A fanged smile flashed in the darkness, catching the light from outside the window.
"You remembered? I didn't think you would remember my name."
Peter shrugged, "I'm meeting all sorts of new people lately, I guess I'm just good at names."
He sat on the damp floor, mulling over the food on the plate hesitantly, when Kurt piped up.
"Sorry if you're expecting poison, we used up the last of our cyanide on last week's chili night."
Peter chuckles, but it was a hollow sound. "Thanks, I prefer arsenic anyways. Cyanide gives me gas."
Kurt let out a short, dry snort of a laugh, but Peter's face became sullen again. "So, what happens next? Trial, execution, what's the word out there?"
In the dim light, he could see the pointed, shadowed features of Kurt's face fall.
"We're not monsters, Peter. Nobody wants to hurt you, we just...don't want you to hurt us, either."
"Then tell that big rock pile to let me go, and I won't fight back. I don't like being kept somewhere I don't want to be."
Kurt only stood up. After the longest ten seconds, he sighed tiredly, and turned to leave.
"It's not a bad life down here. You'll like it. You'll learn to like it."
He was halfway out the door when he looked back into the darkened cell.
"We all had to learn to like it."

Ben Grimm's thick feet trod the moist cement floor of his "office". The week-old stogie clenched in his teeth had lost it's flavour days ago, but cigars were as rare as gemstones down in the tunnels, and he wasn't going to mash this one out until he had burned through it.

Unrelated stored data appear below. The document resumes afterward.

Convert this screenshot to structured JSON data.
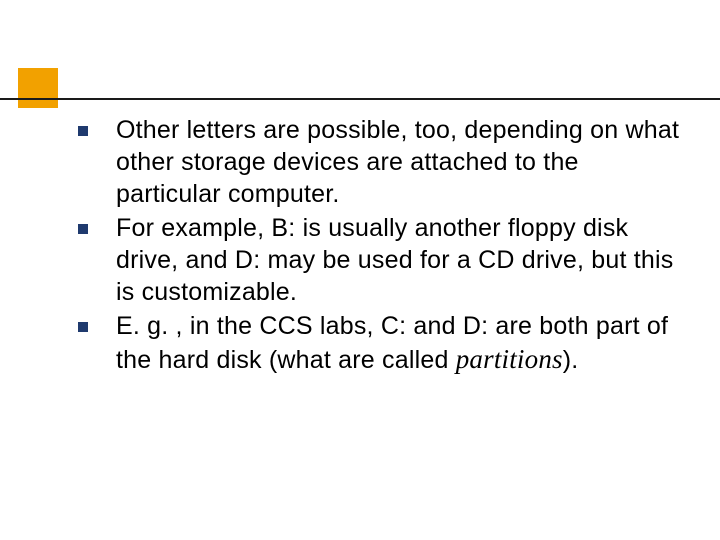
{
  "bullets": [
    {
      "text": "Other letters are possible, too, depending on what other storage devices are attached to the particular computer."
    },
    {
      "text": "For example, B: is usually another floppy disk drive, and D: may be used for a CD drive, but this is customizable."
    },
    {
      "text_prefix": "E. g. , in the CCS labs, C: and D: are both part of the hard disk (what are called ",
      "italic": "partitions",
      "text_suffix": ")."
    }
  ]
}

Johnny Storm winced as the bearded old healer daubed at his bleeding face with his hands.
"Hold still, Johnny, my powers barely work on you as it is without you flinching all the time."
Johnny gritted his teeth, eyeing the old man indignantly.

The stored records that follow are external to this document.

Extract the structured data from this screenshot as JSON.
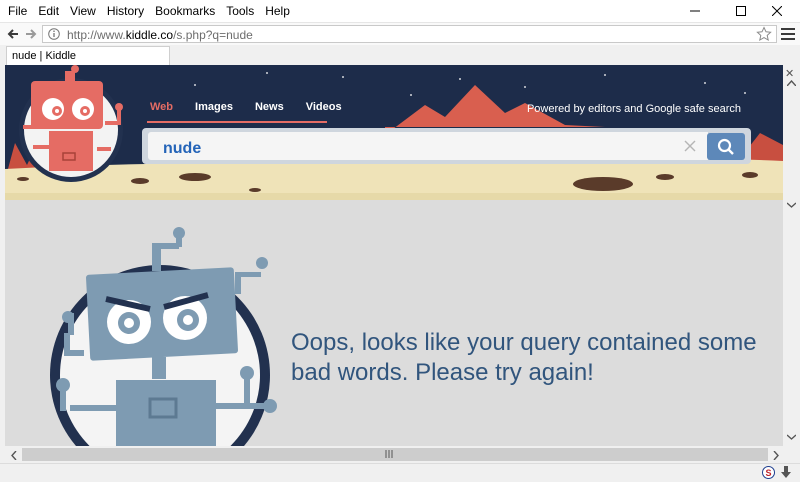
{
  "menubar": {
    "items": [
      "File",
      "Edit",
      "View",
      "History",
      "Bookmarks",
      "Tools",
      "Help"
    ]
  },
  "window_controls": {
    "minimize_icon": "minimize-icon",
    "maximize_icon": "maximize-icon",
    "close_icon": "close-icon"
  },
  "navbar": {
    "url_prefix": "http://www.",
    "url_domain": "kiddle.co",
    "url_suffix": "/s.php?q=nude"
  },
  "browser_tab": {
    "title": "nude | Kiddle"
  },
  "page": {
    "tabs": [
      "Web",
      "Images",
      "News",
      "Videos"
    ],
    "active_tab": "Web",
    "powered_by": "Powered by editors and Google safe search",
    "search": {
      "value": "nude"
    },
    "message": "Oops, looks like your query contained some bad words. Please try again!"
  },
  "colors": {
    "header_bg": "#1d2c4a",
    "active_tab": "#e56c64",
    "search_button": "#5d88b9",
    "message_text": "#31557d",
    "page_bg": "#dcdcdc"
  }
}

"The little freak's stronger than he looks," he hissed through clenched teeth.
"Yeah, well nobody told youse two ta get all punchy, now did they?"
Ben was in a mood, the likes of which Johnny hadn't seen in a while.
"Hey, he attacked you first, I was just-"
"Bein' terminally stoopid, I know. Damn, Hothead, youse nearly burned the whole joint down. Do I look hurt, kid?"
As Johnny flinched under Healer's ministrations, Ben sat on his floor mat, resting his chin on his hand.
He rolled the smouldering cigar in his teeth. "Dis kid's gonna be trouble. I jes' know it."
Healer stood up, massaging his hands. "Ben, I've done all I can for him. Any bruising or tenderness left is beyond my ability to heal."
Ben nodded, waving Healer off. Johnny stood up, stretching his legs. "Look, Ben, I...we were both jerks, okay, but Kurt says the new kid was talking about some sort of school for people like us, and I was thinking, maybe I could-"
Ben closed his eyes, lowering his head. "We been over dis, match-head. Guys like me an' Doc S, we gotta stay down here, 'cause a' how we look. But yer famous, Johnny. Flamin' boy-astronaut an' such. Youse wouldn't last ten minutes up there, before Iron Jackass an' his goose-steppin' buddies tracked ya down."
Johnny's head sunk. Ben rose to his feet, dropping his massive hand onto the youth's shoulder. "Lissen, Johnny, I know this place ain't exactly a hotspot or nothin', but at least we got food, an' a place ta sleep, an' no lunatics in tin tuxedos tryin' ta kill us. Jes'...jes' hang in there, hm? Be patient, alright? We got two more years a' President Gyrich, then some other bozo takes the job, an' we can get that bullshit Order-682 repealed or revoked, or whatever it is."
Johnny fought back the anger and invectives that sat on his tongue, and silently left.
Ben watched as Johnny sulked away. His thick fingers clenched into a fist. Something had to be done about this Parker kid.

The Howlett residence was a war zone. The walls on fire, the furniture eviscerated in what looked like a hailstorm of kitchen knives. Electrical wiring, pulled from the walls, sparked explosively, burning the gaudy floral wallpaper. Pictures and crude crayon drawings scattered on the floor in a hectic disarray.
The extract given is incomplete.